The Embassy of India in Washington, D.C. has issued two press releases. The first confirms the switch and provides details for those with in-process applications. The second lists contacts for the new process, which can be found at the new Cox & King India visa website.
The Cox & King India visa offices are:
Washington DC– Suite 100, 1250, 23rd Street NW, Washington, DC 20037
New York– 2nd Floor, 235 West, 23rd Street, New York, NY 10011
Chicago- Suite 1003, 19 S, La Salle Street, Chicago, IL 60603
San Francisco– 1st Floor, 225 Bush Street, San Francisco, CA 94104
Houston– Suite 550, 1001 Texas Avenue, Binz Building, Houston, TX 77002
Atlanta– 1st Floor, Suite 180, 5883 Glenridge Drive, Atlanta, Georgia 32328
Cox & King exclusively handles visa applications, so working with other visa agencies just adds a middleman and fees.

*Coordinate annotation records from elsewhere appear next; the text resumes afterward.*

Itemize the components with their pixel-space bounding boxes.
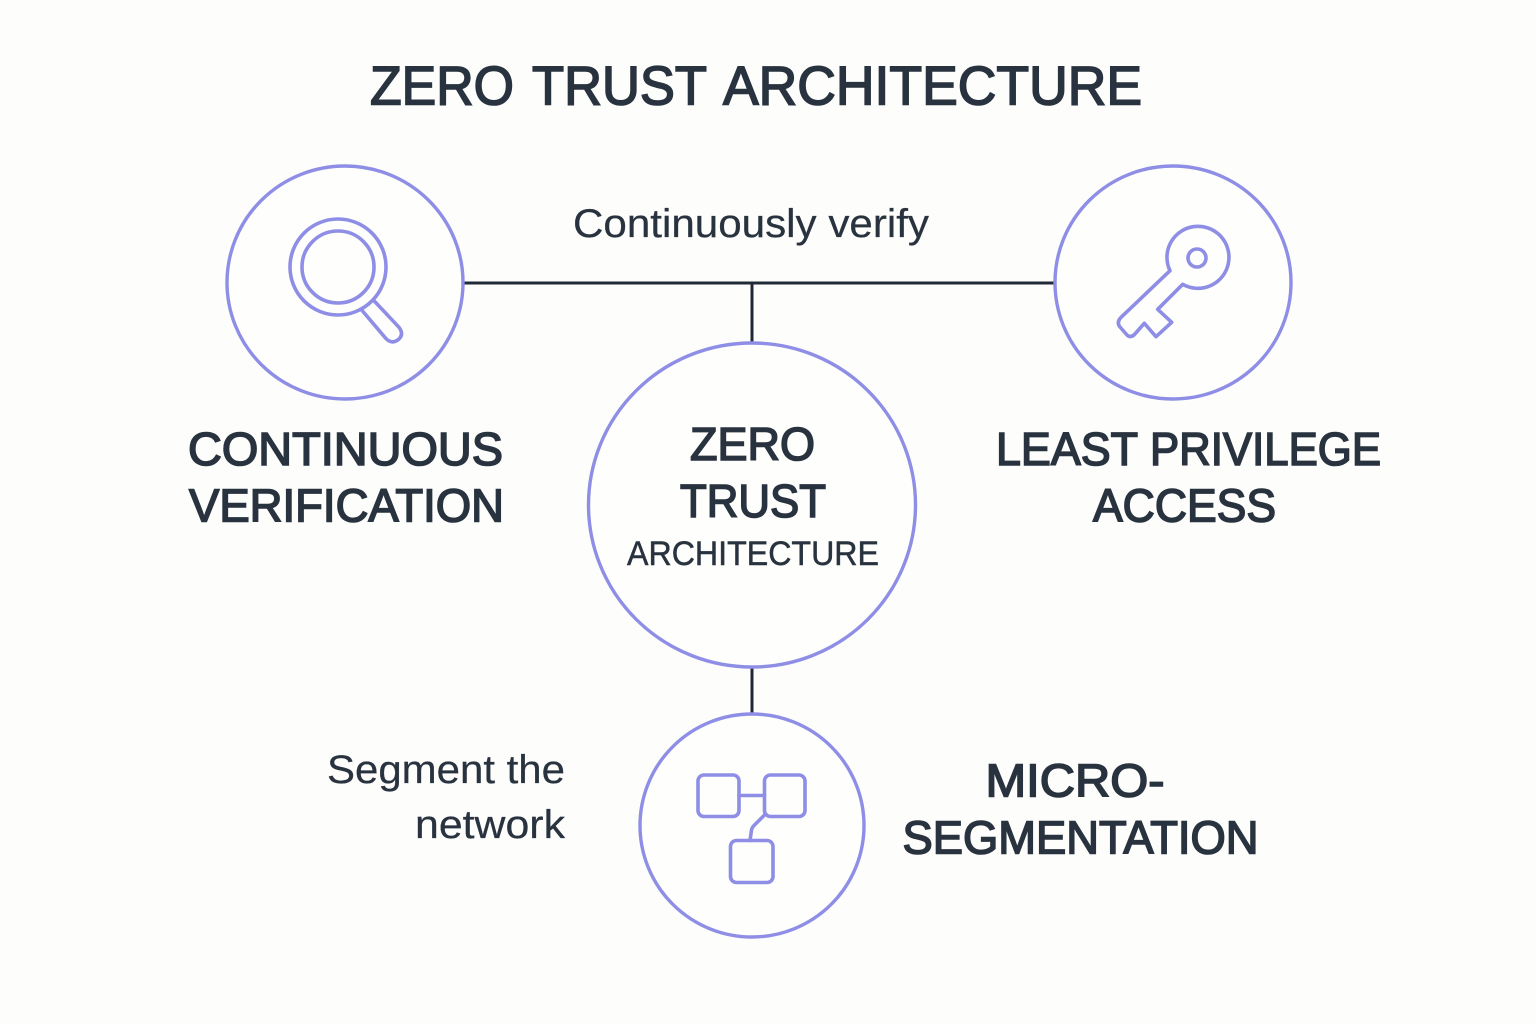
panel: central hub — [588, 343, 916, 667]
heading: micro-segmentation: MICRO- — [986, 754, 1164, 806]
heading: continuous verification: CONTINUOUS — [188, 423, 503, 475]
heading: least privilege access — [996, 423, 1381, 532]
heading: zero trust architecture hub: ARCHITECTURE — [627, 535, 879, 573]
label: segment the network: Segment the — [327, 748, 565, 792]
title: ARCHITECTURE — [723, 54, 1142, 116]
icon: magnifying glass — [290, 219, 402, 342]
heading: least privilege access: LEAST — [996, 423, 1138, 475]
label: segment the network — [327, 748, 566, 847]
icon: key — [1118, 226, 1229, 337]
heading: zero trust architecture hub: ZERO — [690, 418, 815, 470]
heading: zero trust architecture hub: TRUST — [680, 475, 826, 527]
heading: least privilege access: PRIVILEGE — [1150, 423, 1381, 475]
circle: micro-segmentation — [640, 714, 864, 937]
icon: connected segments — [698, 775, 805, 882]
heading: least privilege access: ACCESS — [1093, 480, 1276, 532]
circle: central hub — [588, 343, 916, 667]
circle: continuous verification — [227, 166, 463, 399]
panel: continuous verification — [188, 166, 504, 532]
heading: zero trust architecture hub — [627, 418, 879, 573]
label: continuously verify: Continuously verify — [573, 202, 929, 246]
circle: least privilege access — [1055, 166, 1291, 399]
heading: continuous verification: VERIFICATION — [189, 480, 504, 532]
heading: micro-segmentation — [902, 754, 1258, 864]
title: TRUST — [532, 54, 707, 116]
panel: micro-segmentation — [327, 714, 1258, 937]
connector lines — [464, 283, 1055, 715]
panel: least privilege access — [996, 166, 1381, 532]
title — [370, 54, 1142, 116]
heading: continuous verification — [188, 423, 504, 532]
label: segment the network: network — [415, 803, 566, 847]
title: ZERO — [370, 54, 514, 116]
heading: micro-segmentation: SEGMENTATION — [902, 812, 1258, 864]
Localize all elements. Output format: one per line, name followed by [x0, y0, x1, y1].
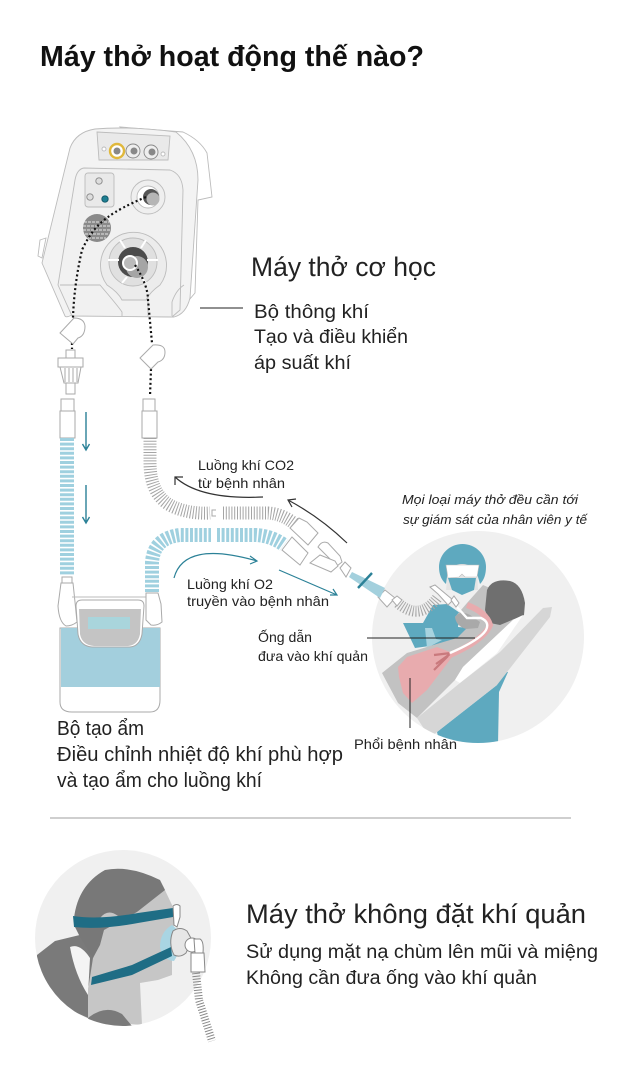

There have been reports that India will begin Visa on Arrival for US citizen tourists sometime late in 2014, though it is not finalized and any launch date should be taken with skepticism.
Until then, for frequent visitors, there is a bilateral agreement that provides for 10-year, multiple-entry tourist visas for US citizens, which is $150 plus fees compared to $60 plus fees for the standard 6-month, multiple-entry tourist visa.